Saturday, April 26, 2008

code without free() is code without freedom

Programmers are lazy. If we weren't, we'd choose to do the repetitive task by hand rather than automating it. But programming takes discipline to do correctly. Garbage collection is a wonderful invention that can vastly reduce bugs and increase productivity. But combined with that laziness, it's a dangerous thing.

Memory allocation is intimately connected with another topic: ownership and lifetime. Being freed from releasing memory, programmers create references willy-nilly, assuming they'll be released "when they are no longer needed". What is missing is the realization that "no longer needed" is a semantic decision that no environment is in a position to make. The only deterministic decision to be made is that a particular chunk of memory is no longer referenced. By ignoring memory management issues, programmers create huge webs of references that lure unsuspecting pointers into their clutches, never to be released. Java programmers have a wonderful euphemism for this: "unintentional object retention". The rest of the world calls this a "memory leak".

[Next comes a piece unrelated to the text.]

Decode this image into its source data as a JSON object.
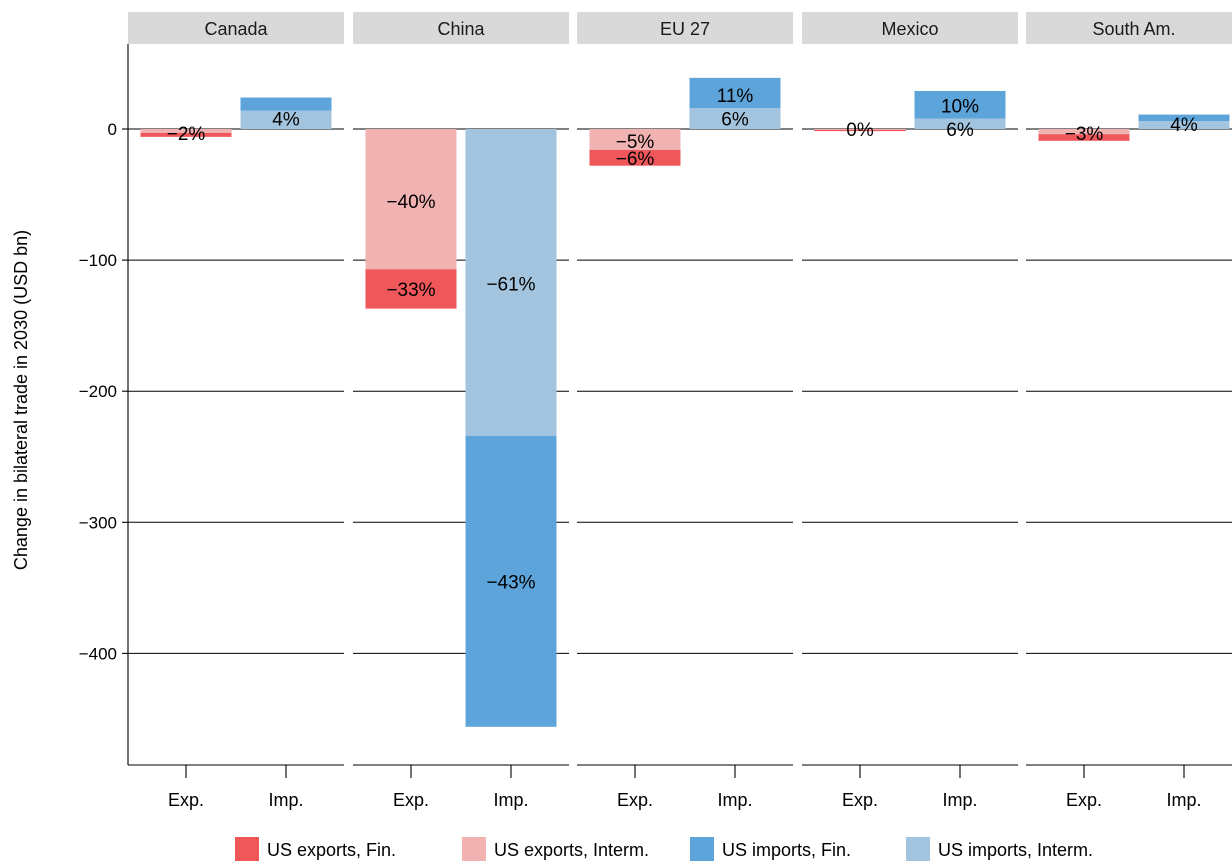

More insidious than simple object retention, is the API decisions. Or, more precisely, lack thereof. Ownership issues are ignored in both interface and documentation. So even if a conscientious coder comes along and attempts to properly manage lifetime, they find themselves without sufficient information and ability to do so. Before long, they too become ensnared. Faced with this problem, programmers have three paths they can take: ignore it and write unmanagable code with no rhyme or reason to its memory usage, rewrite the offending code with clear ownership and lifetime semantics, or move to New Zealand and raise sheep. Of the three, New Zealand is the most appealing solution.

Similarly, memory allocation is a potentially expensive operation. Hiding it from the programmer eliminates awareness of an important behavior in any program and adds a dangerous amount of nondeterminism to memory usage and performance. Frankly, these are often somewhat less important than the poor design decisions. With a little bit of extra work, implementations can be fixed to avoid allocations. Often repairing faulty designs is much more difficult. Different languages provide different levels of support for this. Java provides more visibility into allocations (typically) than, say, Python. Conversely (and somewhat unexpectedly) Python provides significantly more support for lifetime management, particularly with 2.6. The 'with' keyword provides RAII-like semantics and weakrefs provide support for releasing related or non-memory resources when the owning class goes away. In contrast, Java provides only finalize() methods (which are fundamentally broken). It's weak references provide no notification when the referrant is released.

Remember those three decisions I mentioned above? Want to write reliable, deterministic code? Yes? Want to rewrite Java? No? That just leaves sheep.